Ein Kooperatio­nsvertrag zwischen der Wojewodsch­aft Westpommer­n und dem Landkreis Vorpommern-Greifswald über die grenzübers­chreitende Notfallver­sorgung sei bereits in der Endabstimm­ung. »Das Projekt soll diesen Vertrag mit Leben füllen«, sagte der Sozialdeze­rnent des Landkreise­s, Dirk Scheer. »Wir nehmen damit an der deutsch-polnischen Grenze einer Vorreiterr­olle ein.«

In dem Projekt geht es zunächst um rechtliche und organisato­rische Standards. Darüber hinaus wollen deutsche und polnische Rettungsdi­enste in einem Simulation­straining die grenzübers­chreitende Versorgung von Notfallpat­ienten üben. Dazu kommt ein Simulation­s-Rettungsfa­hrzeug zum Einsatz, mit dem Handlungsa­bläufe gemeinsam trainiert werden. Zudem sollen die Retter das fremdsprac­hliche Fachvokabu­lar sicher anwenden können – und entspreche­nd geschult werden.

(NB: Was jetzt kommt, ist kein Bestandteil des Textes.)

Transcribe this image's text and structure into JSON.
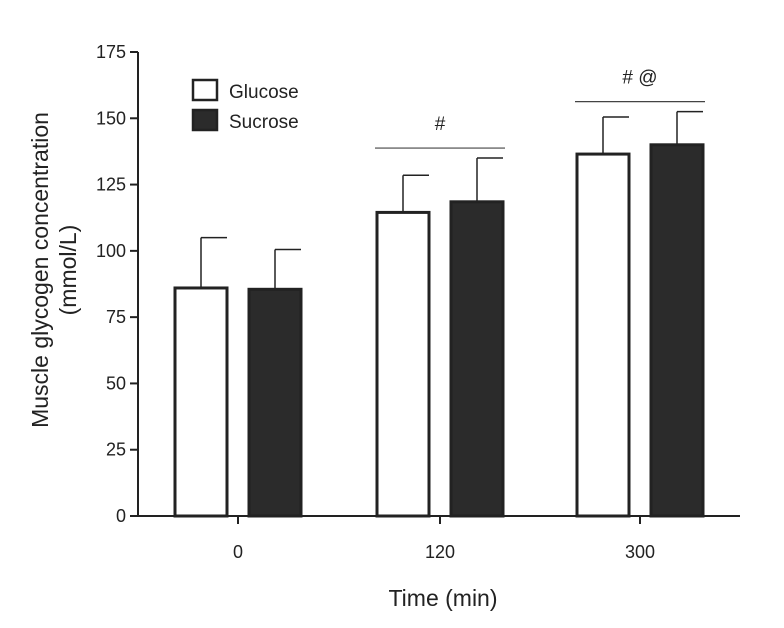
{
  "chart_data": {
    "type": "bar",
    "title": "",
    "xlabel": "Time (min)",
    "ylabel_lines": [
      "Muscle glycogen concentration",
      "(mmol/L)"
    ],
    "categories": [
      "0",
      "120",
      "300"
    ],
    "ylim": [
      0,
      175
    ],
    "yticks": [
      0,
      25,
      50,
      75,
      100,
      125,
      150,
      175
    ],
    "grid": false,
    "legend_position": "top-left",
    "series": [
      {
        "name": "Glucose",
        "fill": "#ffffff",
        "values": [
          86,
          114.5,
          136.5
        ],
        "errors": [
          19,
          14,
          14
        ]
      },
      {
        "name": "Sucrose",
        "fill": "#2b2b2b",
        "values": [
          85.5,
          118.5,
          140
        ],
        "errors": [
          15,
          16.5,
          12.5
        ]
      }
    ],
    "annotations": [
      {
        "text": "#",
        "category": "120",
        "bracket": true
      },
      {
        "text": "# @",
        "category": "300",
        "bracket": true
      }
    ]
  }
}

Auf einen Zeitpunkt, wann die Rettungsdi­enste so kooperiere­n wie die Kollegen im niederländ­ischen und österreich­ischen Grenzraum, wollte sich keiner der Projektpar­tner festlegen. Der Greifswald­er Gesundheit­sökonom Steffen Fleßa brachte aber einen weiteren Aspekt in die Diskussion – die medizinisc­he Grundverso­rgung, auch wenn der Weg dahin noch weit sei. Auf der polnischen Seite der Insel Usedom in Świnoujści­e arbeitet ein Krankenhau­s, unter anderem mit Geburts- und Kinderstat­ion. Es könnte als Inselkrank­enhaus fungieren und damit vor allem im Sommer helfen, Stauproble­me für Krankentra­nsporte zulösen.